On Monday 22 November we had the annual evensong for Amnesty International. We are delighted to work with Salisbury Cathedral on this event, which has been running for a number of years now, especially as it ends in the Trinity Chapel where the Amnesty candle is situated and under the Prisoner of Conscience window.
All the celebrants are given a candle and carry these through at the end of the service to the chapel. Canon Robert Titley spoke during the service and he said:
This evening we hear one of the uglier Christmas stories. When the wise men visit local ruler Derod, they say the are looking for ‘the King of the Jews’, and he realises that they don’t mean him. Herod judges – rightly – that Jesus, the child they seek, is a threat to his kingdom and to his way of doing power. And so, says Mathew the gospel writer, Herod begins some targeted slaughter to neutralise this potential source of rebellion, and Jesus and his family must escape as refugees.
Herod’s way of doing power is of course still alive and kicking. Mathew would find present day Syria – where innocents are killed as a means of neutralising so-called ‘rebels’ – very familiar. He does not describe the experience of being a refugee, though it is unlikely that things were so different then:
the indifference of some of the native population in the land you come to
their understandable caution
their fear of the threat you might pose, especially if there are a lot of you – a ‘swarm’ perhaps
a tendency to talk about you as part of a lump, a collectivity, an issue, a problem, not a person with a story.

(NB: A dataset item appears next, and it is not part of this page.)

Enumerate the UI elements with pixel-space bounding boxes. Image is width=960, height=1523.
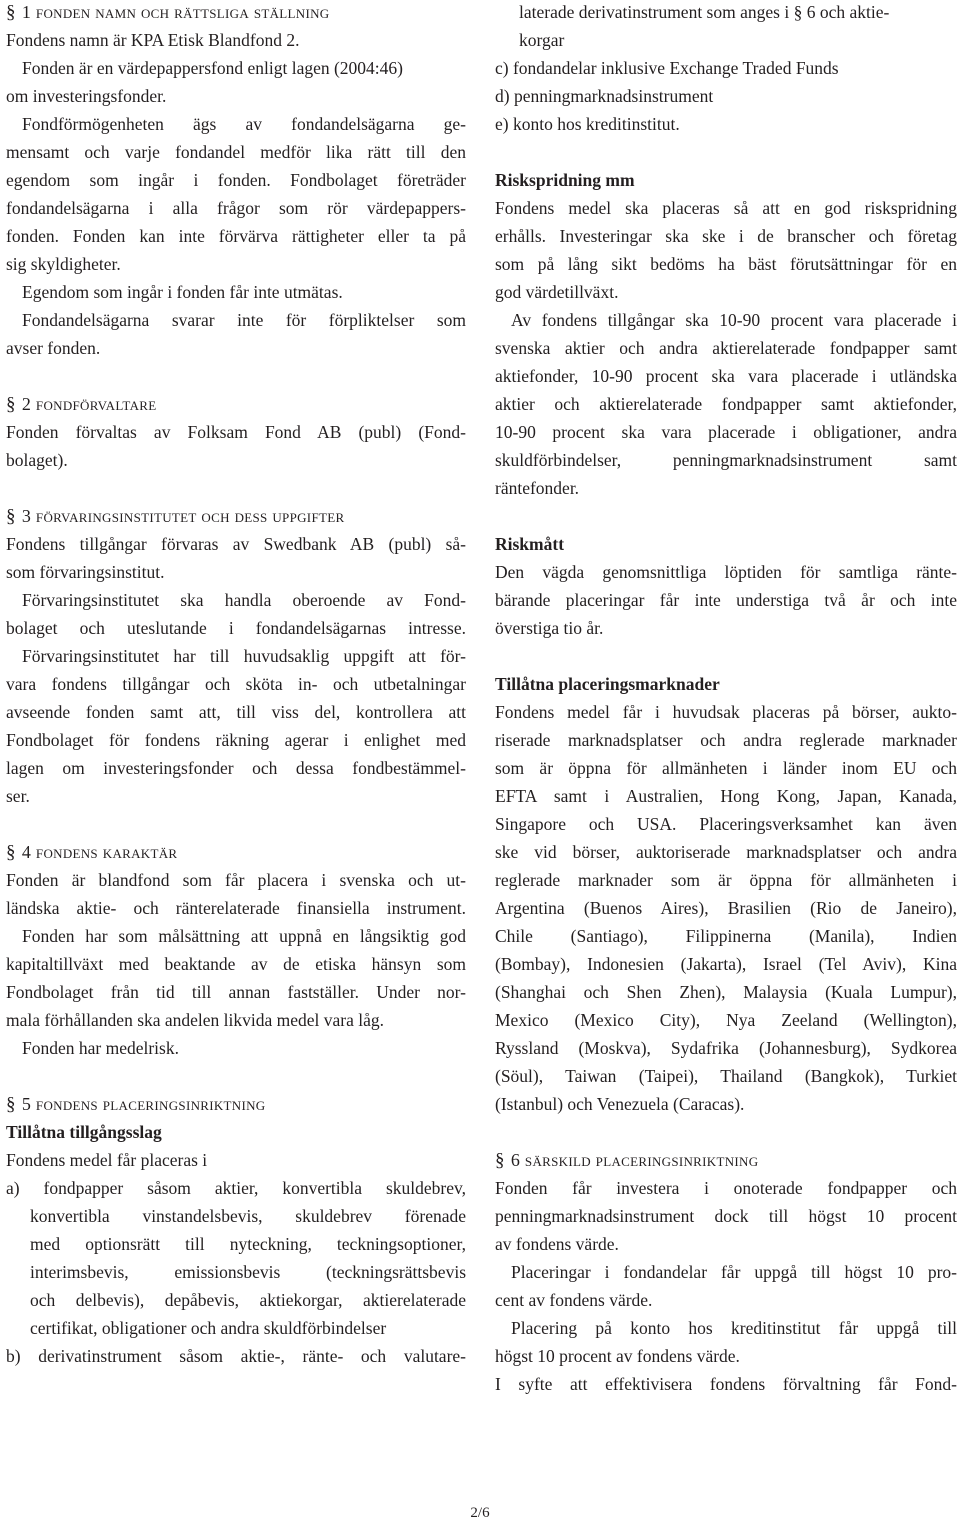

He then went on to talk about Amnesty today;
Throughout its 55 years, Amnesty – to the vexation of the Herods of this world – has tirelessly brought into the light the stories of people whose rights are abused, people like a teacher in Indonesia who we are supporting with our prayers during this month.
Groups like Amnesty International patiently and persistently bring to the minds of rulers and their representatives the stories of people they would rather forget. And now, as our continent faces the severest displacement of people since Second World War, refuges are at the top of Amnesty’s concerns.
Arthur Aron. Pic: Time.com
On Amnesty’s website you will find a short film called A Powerful Experiment. According to the psychologist Arthur Aron, four minutes of eye contact is enough to bring people close together, even to fall in love. And so, in a bare factory space, a group of native Europeans – women, men, and one girl – each sit with a refugee for four minutes.
In that space and time the ‘issue’ acquires a human face: Samira from Syria and Danuta from Poland and Fatima from Somalia: they open their eyes and at first just look at each other. Soon the are smiles – warm or perhaps shy – some tears, then words ‘nice moustache. I’m sixty-five. Are you new in Berlin? Eight months. And are you alone here or with your family? Alone. And finally, touch – a handshake, a hug, a game of It, and that word ‘refugee’ is made flesh.
In just four weeks’ time, we shall proclaim again the good news of the word of God made flesh and the birth of Jesus. The Christmas stories will remind us how glorious is the full ness of God: how infinitely treasured is each human life, made in the image of God.
And tonight we give thanks to God for Amnesty, for the patient, persistent work of its staff and volunteers in reminding the powerful of this treasure and how blasphemous it is to deny it; and reminding us all that the refugee glimpsed on a screen or news page is bone of our bone and flesh of our flesh, that each one, like each of us, has their story to tell.
Around 80 people attended which is fewer than usual but the bad weather would have deterred many. Our thanks to Cathedral staff for their help with this event.